In Poland, meanwhile, a law regulating the crypto market under European MiCA rules was set in motion. However, it was adopted against a very unpleasant backdrop, just as an investigation into Zondacrypto continues, where, according to prosecutors, users lost more than 350 million zlotys. Another reminder that the rules of the game often appear not in the silence of offices, but as a reaction to loud scandals.
The new Fed chair changes the background
The main financial news of the week: Kevin Warsh was officially confirmed as Fed chair for the next four years. Jerome Powell left his seat on May 15, 2026, although he remained on the Board of Governors. For crypto, this is hugely important: a change at the top of the Fed always means rewriting plans for interest rates, market liquidity, and investors’ willingness to take risks.
AI this week sounded less like a trend and more like a tool
An incredible story went viral in the artificial intelligence sector: a user managed to regain access to an old Bitcoin wallet with 5 BTC that had been sitting unused for more than 11 years, and Claude helped him do it. There was no cyber hack involved; AI simply suggested how to find the lost backup file on an old laptop, while the owner already had the password. The story took off as a strong example of when a neural network brings real value in solving a practical life task.
Meanwhile, the creators of Claude at Anthropic released research on new methods for training models, where the focus is not on mechanical correct answers, but on ethical reasoning. The company honestly admits that full control over AI behavior still does not exist, but it is trying to minimize the risks of manipulation or user disorientation.
Ukraine also had AI news: the Ministry of Digital Transformation launched Diia.AI. It is a smart chat assistant directly inside the app that will help Ukrainians instantly find the services they need and suggest what steps to take next.
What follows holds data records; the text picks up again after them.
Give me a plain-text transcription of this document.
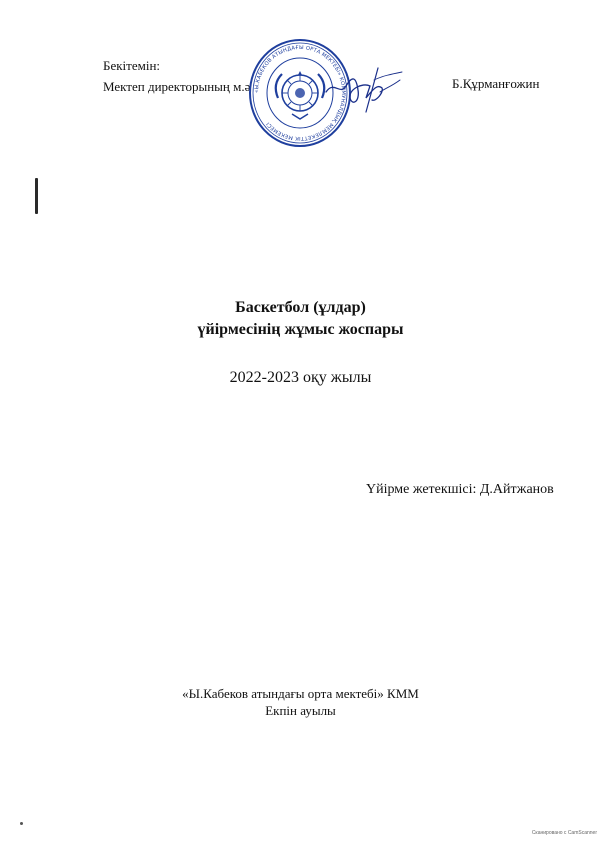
Бекітемін:
Мектеп директорының м.ә	Б.Құрманғожин
«Ы.КАБЕКОВ АТЫНДАҒЫ ОРТА МЕКТЕБІ» КОММУНАЛДЫҚ МЕМЛЕКЕТТІК МЕКЕМЕСІ
Баскетбол (ұлдар)
үйірмесінің жұмыс жоспары
2022-2023 оқу жылы
Үйірме жетекшісі: Д.Айтжанов
«Ы.Кабеков атындағы орта мектебі» КММ
Екпін ауылы
Сканировано с CamScanner
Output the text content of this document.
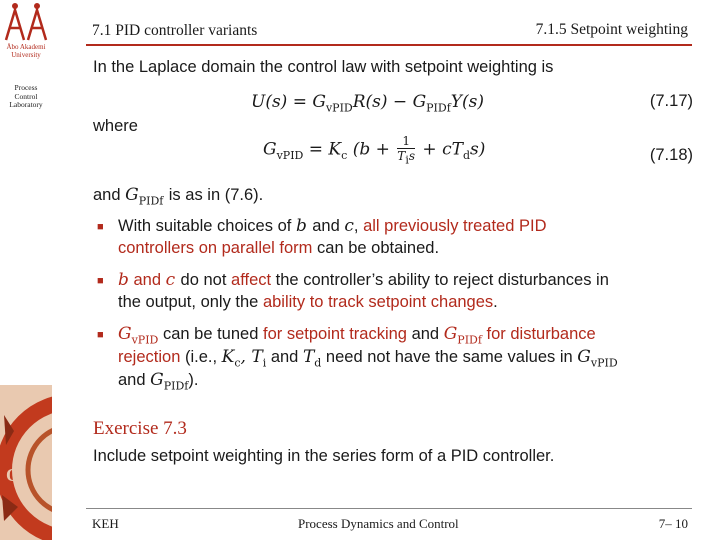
Åbo Akademi University
Process
Control
Laboratory
O
7.1 PID controller variants	7.1.5 Setpoint weighting
In the Laplace domain the control law with setpoint weighting is
$U(s) = G_{vPID}R(s) - G_{PIDf}Y(s)$	(7.17)
where
$G_{vPID} = K_c$ $(b + \frac{1}{T_is} + cT_ds)$	(7.18)
and $G_{PIDf}$ is as in (7.6).
■ With suitable choices of b and c, all previously treated PID
controllers on parallel form can be obtained.
■ b and c do not affect the controller’s ability to reject disturbances in
the output, only the ability to track setpoint changes.
■ $G_{vPID}$ can be tuned for setpoint tracking and $G_{PIDf}$ for disturbance
rejection (i.e., $K_c$, $T_i$ and $T_d$ need not have the same values in $G_{vPID}$
and $G_{PIDf}$).
Exercise 7.3
Include setpoint weighting in the series form of a PID controller.
KEH	Process Dynamics and Control	7– 10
How memecoins showed again that the market can quickly lose its footing
A classic example of crypto madness: the X account of the well-known trader Roaring Kitty posted the address of a new token. The coin immediately shot into the sky, but as soon as the post was deleted, the asset lost more than 90% of its value. According to Lookonchain, the token developer managed to quickly skim the cream and earned around 6260 SOL. The project’s capitalization inflated to $12.2 million in less than half an hour and then collapsed just as quickly to almost zero.
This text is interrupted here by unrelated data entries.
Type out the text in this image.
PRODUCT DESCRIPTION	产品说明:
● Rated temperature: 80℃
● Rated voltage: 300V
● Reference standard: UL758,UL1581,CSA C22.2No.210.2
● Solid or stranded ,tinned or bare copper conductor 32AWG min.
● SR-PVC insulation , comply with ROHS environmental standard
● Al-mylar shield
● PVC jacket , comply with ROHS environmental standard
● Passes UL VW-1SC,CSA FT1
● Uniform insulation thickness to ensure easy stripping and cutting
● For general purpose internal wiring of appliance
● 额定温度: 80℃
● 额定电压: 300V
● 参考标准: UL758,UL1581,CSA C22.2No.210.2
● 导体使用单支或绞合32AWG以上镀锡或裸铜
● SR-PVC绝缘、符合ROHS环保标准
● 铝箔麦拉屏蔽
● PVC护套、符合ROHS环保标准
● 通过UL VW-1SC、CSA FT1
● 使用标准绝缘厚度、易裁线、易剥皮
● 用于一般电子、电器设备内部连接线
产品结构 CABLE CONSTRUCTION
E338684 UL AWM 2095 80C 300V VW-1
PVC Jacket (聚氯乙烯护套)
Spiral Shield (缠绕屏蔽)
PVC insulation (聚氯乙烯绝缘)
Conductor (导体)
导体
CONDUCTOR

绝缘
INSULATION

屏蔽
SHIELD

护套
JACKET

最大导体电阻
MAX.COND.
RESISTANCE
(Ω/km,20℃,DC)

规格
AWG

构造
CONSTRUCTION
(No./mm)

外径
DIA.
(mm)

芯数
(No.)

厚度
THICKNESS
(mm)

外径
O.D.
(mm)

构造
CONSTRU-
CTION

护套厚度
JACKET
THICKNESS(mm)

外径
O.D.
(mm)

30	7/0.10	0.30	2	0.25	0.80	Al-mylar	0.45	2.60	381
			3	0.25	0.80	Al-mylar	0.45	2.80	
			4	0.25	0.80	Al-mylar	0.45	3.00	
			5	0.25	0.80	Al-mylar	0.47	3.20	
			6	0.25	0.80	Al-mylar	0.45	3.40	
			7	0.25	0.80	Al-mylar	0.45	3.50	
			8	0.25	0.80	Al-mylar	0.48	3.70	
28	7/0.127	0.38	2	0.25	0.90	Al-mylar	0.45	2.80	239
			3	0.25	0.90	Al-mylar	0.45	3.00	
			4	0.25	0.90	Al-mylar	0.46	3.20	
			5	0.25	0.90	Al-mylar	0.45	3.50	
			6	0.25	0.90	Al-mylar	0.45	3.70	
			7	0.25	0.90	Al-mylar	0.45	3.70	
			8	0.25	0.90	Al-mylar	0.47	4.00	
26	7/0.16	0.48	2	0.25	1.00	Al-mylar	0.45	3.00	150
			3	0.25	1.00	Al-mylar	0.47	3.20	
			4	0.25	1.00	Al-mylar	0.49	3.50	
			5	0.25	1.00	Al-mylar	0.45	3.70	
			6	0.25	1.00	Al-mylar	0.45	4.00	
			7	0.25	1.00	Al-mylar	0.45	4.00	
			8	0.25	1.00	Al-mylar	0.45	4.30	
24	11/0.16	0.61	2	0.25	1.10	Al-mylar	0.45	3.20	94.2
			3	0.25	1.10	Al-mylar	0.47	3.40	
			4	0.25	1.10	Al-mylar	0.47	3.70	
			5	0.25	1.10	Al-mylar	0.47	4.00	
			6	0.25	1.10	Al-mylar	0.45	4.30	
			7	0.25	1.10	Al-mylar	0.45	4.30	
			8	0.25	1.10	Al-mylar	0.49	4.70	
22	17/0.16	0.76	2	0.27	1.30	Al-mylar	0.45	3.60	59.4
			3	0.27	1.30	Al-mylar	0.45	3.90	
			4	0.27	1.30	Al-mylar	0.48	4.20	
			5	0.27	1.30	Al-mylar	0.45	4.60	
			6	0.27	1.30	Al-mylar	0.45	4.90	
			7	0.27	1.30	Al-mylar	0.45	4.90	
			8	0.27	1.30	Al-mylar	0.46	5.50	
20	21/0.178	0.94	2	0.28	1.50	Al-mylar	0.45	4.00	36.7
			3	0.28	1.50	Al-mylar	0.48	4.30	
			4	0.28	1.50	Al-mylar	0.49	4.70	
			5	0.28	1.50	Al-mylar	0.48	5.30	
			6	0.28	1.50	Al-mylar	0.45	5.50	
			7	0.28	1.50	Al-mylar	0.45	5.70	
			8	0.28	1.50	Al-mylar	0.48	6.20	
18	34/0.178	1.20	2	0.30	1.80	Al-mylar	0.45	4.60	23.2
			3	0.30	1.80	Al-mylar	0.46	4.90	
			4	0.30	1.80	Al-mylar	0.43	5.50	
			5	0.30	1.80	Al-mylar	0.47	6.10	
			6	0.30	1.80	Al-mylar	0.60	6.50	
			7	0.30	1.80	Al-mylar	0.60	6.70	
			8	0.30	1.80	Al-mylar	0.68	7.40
This is clear proof that the market can switch into wild speculation mode at any moment, where a single hint or tweet launches hype out of nowhere. Usually, stories like this are the first warning sign that the crowd is losing financial discipline again. Usually, stories like this are the first warning sign that the crowd is losing financial discipline again.
Kursoff’s view
Bitcoin still maintains a fairly adequate and constructive structure, Ethereum is slowly collecting strong fundamental arguments, and altcoins are making their first cautious attempts to revive. However, US inflation acts like a cold shower for risk appetite, regulators are twisting the rules in different directions, traditional financial giants are beginning to openly attack new crypto platforms, and memecoins are once again pulling in a lot of speculative liquidity. Interesting weeks are ahead, so we are keeping our finger on the pulse.